LandWarNet School (LWNS) trains approximately 6000 US Army Soldiers annually and is centrally organized. The new Army Learning Model (ALM) is a vision for a more decentralized training approach where soldiers are in charge of their learning, training is facilitated rather than presented, and technology is integrated for engaging experiences.

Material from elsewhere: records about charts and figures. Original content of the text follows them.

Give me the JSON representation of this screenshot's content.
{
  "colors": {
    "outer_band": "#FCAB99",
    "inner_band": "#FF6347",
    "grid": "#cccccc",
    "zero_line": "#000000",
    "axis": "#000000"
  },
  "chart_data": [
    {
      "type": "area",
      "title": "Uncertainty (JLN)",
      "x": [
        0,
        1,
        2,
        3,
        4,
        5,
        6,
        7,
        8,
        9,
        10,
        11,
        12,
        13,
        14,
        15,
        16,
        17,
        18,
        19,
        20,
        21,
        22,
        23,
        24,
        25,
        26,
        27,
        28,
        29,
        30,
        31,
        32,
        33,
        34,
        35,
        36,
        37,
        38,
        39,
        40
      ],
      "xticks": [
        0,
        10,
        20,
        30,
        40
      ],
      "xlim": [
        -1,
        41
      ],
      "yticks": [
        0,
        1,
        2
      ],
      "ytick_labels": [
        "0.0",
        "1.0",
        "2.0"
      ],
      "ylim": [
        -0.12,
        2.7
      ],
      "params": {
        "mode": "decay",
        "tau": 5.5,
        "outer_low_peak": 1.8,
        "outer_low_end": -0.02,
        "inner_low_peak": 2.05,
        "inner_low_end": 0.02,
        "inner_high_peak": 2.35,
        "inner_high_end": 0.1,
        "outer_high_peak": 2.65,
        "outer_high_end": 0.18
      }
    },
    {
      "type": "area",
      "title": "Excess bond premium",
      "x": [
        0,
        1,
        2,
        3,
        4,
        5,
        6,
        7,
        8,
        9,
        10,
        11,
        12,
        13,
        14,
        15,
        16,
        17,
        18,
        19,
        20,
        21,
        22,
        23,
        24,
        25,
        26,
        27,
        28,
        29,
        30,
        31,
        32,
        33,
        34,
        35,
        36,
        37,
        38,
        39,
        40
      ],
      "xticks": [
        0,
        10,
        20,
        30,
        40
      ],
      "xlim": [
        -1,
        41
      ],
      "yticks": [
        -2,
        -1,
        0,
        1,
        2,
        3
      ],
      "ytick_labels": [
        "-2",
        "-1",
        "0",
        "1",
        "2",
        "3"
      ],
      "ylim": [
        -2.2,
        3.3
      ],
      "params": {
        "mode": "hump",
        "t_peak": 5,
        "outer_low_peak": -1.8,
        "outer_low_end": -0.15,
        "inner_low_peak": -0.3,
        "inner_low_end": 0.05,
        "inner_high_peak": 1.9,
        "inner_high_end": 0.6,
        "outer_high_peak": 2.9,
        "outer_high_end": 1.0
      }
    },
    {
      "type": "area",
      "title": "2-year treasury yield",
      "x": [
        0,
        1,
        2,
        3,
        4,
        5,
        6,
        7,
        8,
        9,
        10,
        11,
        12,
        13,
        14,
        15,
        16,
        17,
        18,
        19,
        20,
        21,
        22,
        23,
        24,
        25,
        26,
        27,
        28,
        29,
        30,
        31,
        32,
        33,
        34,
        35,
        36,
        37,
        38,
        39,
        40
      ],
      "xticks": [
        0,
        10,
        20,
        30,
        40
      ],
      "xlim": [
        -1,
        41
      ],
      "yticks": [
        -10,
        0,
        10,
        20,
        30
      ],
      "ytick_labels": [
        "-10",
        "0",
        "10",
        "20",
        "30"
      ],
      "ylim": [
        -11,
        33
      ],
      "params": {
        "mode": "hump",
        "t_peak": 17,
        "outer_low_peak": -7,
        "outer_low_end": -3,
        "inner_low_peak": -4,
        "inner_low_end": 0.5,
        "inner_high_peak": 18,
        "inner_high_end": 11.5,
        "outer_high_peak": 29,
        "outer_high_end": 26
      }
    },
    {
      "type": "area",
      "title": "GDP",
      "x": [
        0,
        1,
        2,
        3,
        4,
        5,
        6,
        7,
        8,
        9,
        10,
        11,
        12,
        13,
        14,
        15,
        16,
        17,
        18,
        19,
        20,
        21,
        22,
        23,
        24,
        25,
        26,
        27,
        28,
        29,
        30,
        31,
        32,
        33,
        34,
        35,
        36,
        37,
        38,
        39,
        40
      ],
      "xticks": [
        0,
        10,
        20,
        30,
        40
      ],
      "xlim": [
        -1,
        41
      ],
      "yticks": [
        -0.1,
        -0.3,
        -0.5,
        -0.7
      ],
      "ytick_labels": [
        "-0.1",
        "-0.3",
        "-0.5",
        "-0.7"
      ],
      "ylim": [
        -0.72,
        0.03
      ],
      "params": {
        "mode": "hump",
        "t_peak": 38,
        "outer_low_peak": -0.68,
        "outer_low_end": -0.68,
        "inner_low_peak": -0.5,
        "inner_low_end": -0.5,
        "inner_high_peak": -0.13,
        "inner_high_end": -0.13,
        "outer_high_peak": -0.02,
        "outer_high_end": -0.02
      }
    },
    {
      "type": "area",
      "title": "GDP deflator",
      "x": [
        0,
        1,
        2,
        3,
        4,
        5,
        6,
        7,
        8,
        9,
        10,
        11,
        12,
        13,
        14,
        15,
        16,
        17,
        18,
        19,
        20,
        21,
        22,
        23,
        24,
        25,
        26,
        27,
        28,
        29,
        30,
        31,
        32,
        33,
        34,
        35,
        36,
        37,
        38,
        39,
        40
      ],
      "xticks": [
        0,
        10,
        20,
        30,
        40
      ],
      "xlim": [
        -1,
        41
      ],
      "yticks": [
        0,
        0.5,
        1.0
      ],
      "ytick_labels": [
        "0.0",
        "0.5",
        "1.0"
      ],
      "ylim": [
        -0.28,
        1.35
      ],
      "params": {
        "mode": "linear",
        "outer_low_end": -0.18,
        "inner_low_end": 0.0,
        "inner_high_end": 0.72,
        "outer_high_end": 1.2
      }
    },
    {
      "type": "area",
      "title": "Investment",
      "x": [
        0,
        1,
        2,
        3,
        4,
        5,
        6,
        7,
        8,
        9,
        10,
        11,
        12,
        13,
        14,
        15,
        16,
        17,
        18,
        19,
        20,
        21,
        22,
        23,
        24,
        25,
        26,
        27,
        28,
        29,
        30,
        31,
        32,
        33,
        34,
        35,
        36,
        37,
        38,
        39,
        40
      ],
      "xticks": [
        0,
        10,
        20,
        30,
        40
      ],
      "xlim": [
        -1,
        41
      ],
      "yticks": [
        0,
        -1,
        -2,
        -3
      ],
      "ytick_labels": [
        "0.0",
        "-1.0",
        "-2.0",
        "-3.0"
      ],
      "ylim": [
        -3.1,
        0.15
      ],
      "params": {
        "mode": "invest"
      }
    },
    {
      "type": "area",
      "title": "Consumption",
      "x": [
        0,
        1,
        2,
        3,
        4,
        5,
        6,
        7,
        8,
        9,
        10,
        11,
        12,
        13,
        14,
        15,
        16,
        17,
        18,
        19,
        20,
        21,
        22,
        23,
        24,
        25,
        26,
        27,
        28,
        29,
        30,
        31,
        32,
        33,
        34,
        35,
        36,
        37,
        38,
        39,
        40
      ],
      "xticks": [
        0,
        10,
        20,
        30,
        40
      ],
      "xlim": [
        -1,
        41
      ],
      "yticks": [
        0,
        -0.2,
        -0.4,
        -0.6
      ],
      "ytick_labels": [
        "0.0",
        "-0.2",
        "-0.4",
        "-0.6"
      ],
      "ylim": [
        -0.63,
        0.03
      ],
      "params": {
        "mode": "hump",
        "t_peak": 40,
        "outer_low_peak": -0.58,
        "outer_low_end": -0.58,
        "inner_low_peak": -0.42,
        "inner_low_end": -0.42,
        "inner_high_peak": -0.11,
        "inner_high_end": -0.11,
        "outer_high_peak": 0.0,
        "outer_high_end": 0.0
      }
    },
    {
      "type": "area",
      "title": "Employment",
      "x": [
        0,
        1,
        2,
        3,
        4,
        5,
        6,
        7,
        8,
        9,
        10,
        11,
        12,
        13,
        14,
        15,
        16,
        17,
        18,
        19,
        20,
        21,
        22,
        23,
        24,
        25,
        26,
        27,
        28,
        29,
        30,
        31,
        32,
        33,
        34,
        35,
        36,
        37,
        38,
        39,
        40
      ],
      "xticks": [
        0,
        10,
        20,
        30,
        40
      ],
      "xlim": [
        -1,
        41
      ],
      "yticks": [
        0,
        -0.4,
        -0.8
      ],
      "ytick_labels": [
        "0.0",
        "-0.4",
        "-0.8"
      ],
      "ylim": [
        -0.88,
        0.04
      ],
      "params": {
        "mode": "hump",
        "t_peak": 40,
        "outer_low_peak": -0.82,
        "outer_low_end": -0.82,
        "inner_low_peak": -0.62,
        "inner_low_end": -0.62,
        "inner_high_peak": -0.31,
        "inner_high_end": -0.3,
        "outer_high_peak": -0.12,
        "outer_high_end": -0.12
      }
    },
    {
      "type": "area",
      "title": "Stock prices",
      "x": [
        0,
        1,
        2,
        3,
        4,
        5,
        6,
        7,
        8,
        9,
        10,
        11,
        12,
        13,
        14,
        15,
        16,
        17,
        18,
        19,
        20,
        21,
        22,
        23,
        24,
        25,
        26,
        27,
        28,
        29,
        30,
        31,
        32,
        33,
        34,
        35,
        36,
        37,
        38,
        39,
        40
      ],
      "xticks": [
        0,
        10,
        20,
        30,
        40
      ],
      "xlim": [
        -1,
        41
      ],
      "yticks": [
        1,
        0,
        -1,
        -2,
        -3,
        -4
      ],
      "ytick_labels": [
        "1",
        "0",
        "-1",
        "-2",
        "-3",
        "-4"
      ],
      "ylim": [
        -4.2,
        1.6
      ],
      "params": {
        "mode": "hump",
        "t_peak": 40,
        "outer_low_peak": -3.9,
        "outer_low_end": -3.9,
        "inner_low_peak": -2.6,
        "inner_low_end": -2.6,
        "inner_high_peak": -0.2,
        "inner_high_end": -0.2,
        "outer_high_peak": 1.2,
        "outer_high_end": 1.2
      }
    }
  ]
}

Thirty-two Face-to-face Appreciative Inquiry (AI) interviews were conducted to solicit success-based narratives in reference to the current and the aspired ALM implementations from all willing LWNS stakeholders (employees, soldiers, customers, Army contacts). Consistent with AI methodology, only positive questions were asked and only affirmative responses were recorded (Whitney & Trosten-Bloom, 2010). Confidentiality was provided for those who specifically requested it. Also, 7,329 responses to the end of module survey question, “What did you like best in this module?” previously collected from LWNS students were reviewed for ALM elements and controls as well as chaordic elements as triangulation. All data collected were posted to the LeaderMeeter|Meter blog for review by participants. One summative, facilitated group meeting was held for stakeholder confirmation.

The data collected were compared to the three categories of ALM elements (32) in TRADOC PAM 525-8-2 to describe the status of the LWNS’s ALM implementation. All but three of the ALM elements were reported as present or aspired. More learner-centric elements were aspired than present. Three common controls for consistency were noted within the top five of both present and aspired ALM elements: content needs to be self-driven, easily accessible, and realistic. Of the six chaordic elements, one was noted as currently present and five were aspired. Since the AI questions solicited only success stories, it was assumed that the reported ALM elements (decentralization) improved the LWNS (centralized organization).